Aujourd'hui, maman est morte. Ou peut-être hier, je ne sais pas. J'ai reçu
un télégramme de l'asile: «Mère décédée. Enterrement demain.
Sentiments distingués.» Cela ne veut rien dire. C'était peut-être hier.
L'asile de vieillards est à Marengo, à quatre-vingts kilomètres d'Alger.
Je prendrai l'autobus à deux heures et j'arriverai dans l'après-midi. Ainsi,
 je pourrai veiller et je rentrerai demain soir. J'ai demandé deux jours de
congé à mon patron et il ne pouvait pas me les refuser avec une excuse pareille.
 Mais il n'avait pas l'air content. Je lui ai même dit : «Ce n'est pas de ma faute.»
 II n'a pas répondu. J'ai pensé alors que je n'aurais pas dû lui dire cela.
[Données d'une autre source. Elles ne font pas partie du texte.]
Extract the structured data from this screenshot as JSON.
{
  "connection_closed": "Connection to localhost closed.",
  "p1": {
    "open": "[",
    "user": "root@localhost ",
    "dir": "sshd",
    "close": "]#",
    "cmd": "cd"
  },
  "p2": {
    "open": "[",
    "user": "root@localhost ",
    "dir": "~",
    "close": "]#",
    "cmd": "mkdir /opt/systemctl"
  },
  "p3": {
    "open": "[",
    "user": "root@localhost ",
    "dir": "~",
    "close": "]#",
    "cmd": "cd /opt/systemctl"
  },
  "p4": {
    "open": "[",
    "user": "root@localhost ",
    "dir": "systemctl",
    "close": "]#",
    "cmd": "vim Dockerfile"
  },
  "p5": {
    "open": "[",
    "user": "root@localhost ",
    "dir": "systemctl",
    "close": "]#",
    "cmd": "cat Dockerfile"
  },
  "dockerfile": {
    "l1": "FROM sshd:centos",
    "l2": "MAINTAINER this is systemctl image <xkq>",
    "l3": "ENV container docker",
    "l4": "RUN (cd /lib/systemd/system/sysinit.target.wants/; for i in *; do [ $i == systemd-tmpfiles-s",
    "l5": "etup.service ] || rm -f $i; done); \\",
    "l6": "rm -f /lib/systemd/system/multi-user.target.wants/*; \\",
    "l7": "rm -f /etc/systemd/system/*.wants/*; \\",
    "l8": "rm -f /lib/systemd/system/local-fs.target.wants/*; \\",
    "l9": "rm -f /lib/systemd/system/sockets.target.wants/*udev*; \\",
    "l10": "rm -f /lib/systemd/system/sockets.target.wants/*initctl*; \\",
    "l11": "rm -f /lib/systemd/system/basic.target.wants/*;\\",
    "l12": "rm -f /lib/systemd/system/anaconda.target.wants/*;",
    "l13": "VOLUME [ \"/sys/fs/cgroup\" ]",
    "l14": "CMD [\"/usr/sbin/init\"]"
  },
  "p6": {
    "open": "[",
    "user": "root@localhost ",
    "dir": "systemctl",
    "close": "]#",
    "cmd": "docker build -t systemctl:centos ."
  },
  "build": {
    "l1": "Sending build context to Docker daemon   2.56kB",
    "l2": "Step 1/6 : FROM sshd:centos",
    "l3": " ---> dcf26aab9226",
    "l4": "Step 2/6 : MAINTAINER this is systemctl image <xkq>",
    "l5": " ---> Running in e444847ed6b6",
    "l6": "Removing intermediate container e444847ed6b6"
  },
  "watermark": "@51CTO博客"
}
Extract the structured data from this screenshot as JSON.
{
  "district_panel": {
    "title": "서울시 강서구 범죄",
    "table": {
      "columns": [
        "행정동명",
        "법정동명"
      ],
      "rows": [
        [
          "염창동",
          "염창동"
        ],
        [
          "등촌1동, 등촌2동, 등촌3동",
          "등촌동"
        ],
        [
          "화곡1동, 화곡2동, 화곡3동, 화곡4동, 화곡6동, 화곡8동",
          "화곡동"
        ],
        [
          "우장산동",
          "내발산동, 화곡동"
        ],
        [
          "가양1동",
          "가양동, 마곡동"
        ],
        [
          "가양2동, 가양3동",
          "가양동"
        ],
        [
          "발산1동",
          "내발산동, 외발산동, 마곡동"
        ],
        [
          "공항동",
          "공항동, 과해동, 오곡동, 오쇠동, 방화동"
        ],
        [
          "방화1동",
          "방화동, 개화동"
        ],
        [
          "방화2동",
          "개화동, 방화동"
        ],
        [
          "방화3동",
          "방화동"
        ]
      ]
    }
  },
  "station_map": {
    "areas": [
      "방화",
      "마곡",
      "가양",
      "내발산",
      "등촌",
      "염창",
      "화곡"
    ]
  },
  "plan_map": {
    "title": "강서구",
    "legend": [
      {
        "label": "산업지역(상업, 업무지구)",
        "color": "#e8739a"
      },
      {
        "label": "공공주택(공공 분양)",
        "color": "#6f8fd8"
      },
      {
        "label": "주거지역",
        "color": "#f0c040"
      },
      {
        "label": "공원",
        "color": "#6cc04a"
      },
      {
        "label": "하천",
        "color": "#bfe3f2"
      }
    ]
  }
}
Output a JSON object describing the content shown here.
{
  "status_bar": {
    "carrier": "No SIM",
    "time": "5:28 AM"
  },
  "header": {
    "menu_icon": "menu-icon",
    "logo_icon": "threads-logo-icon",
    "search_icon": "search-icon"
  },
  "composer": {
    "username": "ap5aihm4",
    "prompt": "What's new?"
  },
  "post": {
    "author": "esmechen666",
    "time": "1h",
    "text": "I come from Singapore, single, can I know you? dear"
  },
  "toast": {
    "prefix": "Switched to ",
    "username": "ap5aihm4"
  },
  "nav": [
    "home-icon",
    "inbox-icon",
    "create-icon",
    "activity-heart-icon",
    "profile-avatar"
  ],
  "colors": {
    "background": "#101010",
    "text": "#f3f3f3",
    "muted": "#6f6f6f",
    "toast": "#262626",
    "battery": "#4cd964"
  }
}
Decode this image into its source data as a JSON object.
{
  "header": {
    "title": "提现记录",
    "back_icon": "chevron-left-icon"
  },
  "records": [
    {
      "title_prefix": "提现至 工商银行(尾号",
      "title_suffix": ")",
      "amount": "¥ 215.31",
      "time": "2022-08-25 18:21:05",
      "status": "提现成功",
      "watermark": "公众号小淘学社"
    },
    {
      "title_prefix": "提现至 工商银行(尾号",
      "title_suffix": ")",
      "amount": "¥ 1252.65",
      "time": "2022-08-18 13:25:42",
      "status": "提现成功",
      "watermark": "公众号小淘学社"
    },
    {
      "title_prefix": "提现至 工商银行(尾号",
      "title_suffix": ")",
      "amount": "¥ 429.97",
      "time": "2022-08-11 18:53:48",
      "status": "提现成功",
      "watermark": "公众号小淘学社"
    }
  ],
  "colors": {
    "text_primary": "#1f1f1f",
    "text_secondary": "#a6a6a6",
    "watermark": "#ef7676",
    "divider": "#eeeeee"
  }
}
En somme, je n'avais pas à m'excuser. C'était plutôt à lui de me présenter
ses condoléances. Mais il le fera sans doute après-demain, quand il
me verra en deuil. Pour le moment, c'est un peu comme si maman
n'était pas morte. Après l'enterrement, au contraire , ce sera une affaire
 classée et tout aura revêtu une allure plus officielle.
J'ai pris l'autobus à deux heures. II faisait très chaud. J'ai mangé au restaurant,
 chez Céleste, comme d'habitude. Ils avaient tous beaucoup de peine pour moi
et Céleste m'a dit: «On n'a qu'une mère.» Quand je suis parti, ils m'ont
accompagné à la porte. J'étais un peu étourdi parce qu'il a fallu que je monte
chez Emmanuel pour lui emprunter une cravate noire et un brassard.
Il a perdu son oncle, il y a quelques mois. J'ai couru pour ne pas manquer
le départ.  Cette hâte, cette course, c'est à cause de tout cela sans doute,
ajouté aux cahots, à l'odeur d'essence, à la réverbération de la route et du ciel,
que je me suis assoupi.  J'ai dormi pendant presque tout le trajet.
Et quand je me suis réveillé, j'étais tassé contre un militaire qui m'a souri
et qui m'a demandé si je venais de loin. J'ai dit «oui» pour n'avoir plus à parler.
  L'asile est à deux kilomètres du village. J'ai fait le chemin à pied. J'ai voulu voir
maman tout de suite. Mais le concierge m'a dit qu'il fallait que je rencontre
le directeur. Comme il était occupé, j'ai attendu un peu.
 Pendant tout ce temps, le concierge a parlé et ensuite, j'ai vu le directeur :
 il m'a reçu dans son bureau. C'était un petit vieux, avec la Légion d'honneur.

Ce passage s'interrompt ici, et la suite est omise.